Consequences of Selection

Placement in the program will trigger onerous consequences for employers. The possibilities include any of the following:

  • Enhanced Follow-Up Inspections – a follow-up inspection must be conducted by OSHA after the SVEP-related citations become final; the purpose of the follow-up includes assessment of whether the employer is committing similar violations
  • Nationwide Inspections of Related Workplaces/Worksites – establishments that share common ownership, including corporate subsidiaries, affiliates and parents, may be targeted to determine if there is a pattern of noncompliance
  • Increased Company Awareness of OSHA Enforcement – OSHA will mail copies of citations and notices to company headquarters and to employee representatives, such as unions
  • Enhanced Settlement Provisions – OSHA will consider pushing Severe Violators to accept settlement terms that include: 1) hiring an independent consultant to develop and implement a compliance program; 2) applying the agreement company-wide; 3) implementing interim abatement controls if full abatement will take time; 4) providing a list of all current and future job sites for a period of time; 5) submitting logs of all work-related injuries and illnesses for a period of time and consenting to OSHA inspections based on the information; and 6) providing employer consent to entry of a court enforcement order
  • Enforcement Orders – OSHA will strongly consider seeking court enforcement orders in Severe Violator cases to assure compliance

Removal from the Program

A controversial element of the SVEP is the fact that placement is based merely upon the issuance of citations, before a company has had a chance to defend itself and prove that it does not merit placement in the SVEP. Once in the program, a company has to suffer the consequences until it comes off the Severe Violator log.

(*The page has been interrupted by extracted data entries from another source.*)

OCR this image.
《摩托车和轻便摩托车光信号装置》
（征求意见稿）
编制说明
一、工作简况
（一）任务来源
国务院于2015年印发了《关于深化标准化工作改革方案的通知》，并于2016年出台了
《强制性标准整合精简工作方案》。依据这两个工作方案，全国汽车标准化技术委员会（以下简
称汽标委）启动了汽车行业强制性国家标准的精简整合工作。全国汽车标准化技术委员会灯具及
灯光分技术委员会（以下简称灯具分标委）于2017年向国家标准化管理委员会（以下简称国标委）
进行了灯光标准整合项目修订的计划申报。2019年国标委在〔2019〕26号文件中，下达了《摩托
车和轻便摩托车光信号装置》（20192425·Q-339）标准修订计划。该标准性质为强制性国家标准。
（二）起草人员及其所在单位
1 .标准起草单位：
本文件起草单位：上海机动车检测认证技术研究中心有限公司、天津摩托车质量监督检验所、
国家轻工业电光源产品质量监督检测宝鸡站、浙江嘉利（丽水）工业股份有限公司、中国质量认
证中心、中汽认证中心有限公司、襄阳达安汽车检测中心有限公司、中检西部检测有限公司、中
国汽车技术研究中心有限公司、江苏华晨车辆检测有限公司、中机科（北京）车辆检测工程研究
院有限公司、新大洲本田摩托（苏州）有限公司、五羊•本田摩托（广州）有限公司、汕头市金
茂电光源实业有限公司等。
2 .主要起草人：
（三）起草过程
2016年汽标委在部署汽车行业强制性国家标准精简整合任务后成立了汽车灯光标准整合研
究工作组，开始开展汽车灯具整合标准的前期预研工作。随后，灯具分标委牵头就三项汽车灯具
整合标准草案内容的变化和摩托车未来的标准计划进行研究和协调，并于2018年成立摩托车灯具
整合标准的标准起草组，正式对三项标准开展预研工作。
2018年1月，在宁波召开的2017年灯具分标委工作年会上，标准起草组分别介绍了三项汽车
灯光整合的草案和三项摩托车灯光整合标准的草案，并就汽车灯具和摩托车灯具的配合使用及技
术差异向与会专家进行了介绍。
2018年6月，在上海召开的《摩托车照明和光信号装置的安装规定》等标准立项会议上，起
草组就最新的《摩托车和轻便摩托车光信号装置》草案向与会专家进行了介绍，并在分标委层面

The only two ways an employer can come off the log are by “lining out” or by formal removal. Lining out occurs either by a settlement agreement or court adjudication that deletes or reclassifies the citations such that they no longer qualify the employer for the SVEP. As the agency has explained in its Severe Violator White Paper, lining out indicates that the employer should not have been included in the program in the first place. The adjudicatory process can take several years, while the employer remains listed on the agency’s website as a Severe Violator and may have been the subject of a press release labeling them a Severe Violator. Such a black mark can have a negative impact on a company’s dealings with unions, employees, contractors, insurers and customers.

Formal removal from the log occurs only after an employer meets certain good behavior criteria. As an initial matter, employers must remain in the SVEP a minimum of three years after they either accept the citations or the case is fully adjudicated. During that period, the employer must abate all SVEP-related hazards; pay all final penalties; abide by and complete settlement terms; and avoid receiving any additional serious citations related to the hazards that put it into the SVEP at the initial workplace or any related workplaces. This last requirement can be a tall order, especially given that subsequent inspections are conducted by inspectors who perceive the employer as a Severe Violator before they even cross the threshold.

Best Practices for Avoiding Placement in the Severe Violator Program

Employers should consider implementing the following practices, with counsel:

  • strengthen communications among all related workplaces regarding OSHA enforcement at any one workplace
  • conduct periodic audits to ensure that all recent citations have been fully abated and that similar problems do not exist at related workplaces
  • identify job sites where high-emphasis hazards are present and periodically audit safety practices in these areas
  • employers who have received citations arising out of a fatality or catastrophe should consider proactive strategies to avoid future placement in the program, such as hiring an independent safety consultant
  • if initially placed in the program and there are grounds for doing so, contest the citations with the goal of reclassifying them so that lining out is achieved.

As the old saying goes, the best defense is a good offense, especially when the odds of emerging from the SVEP are so slim.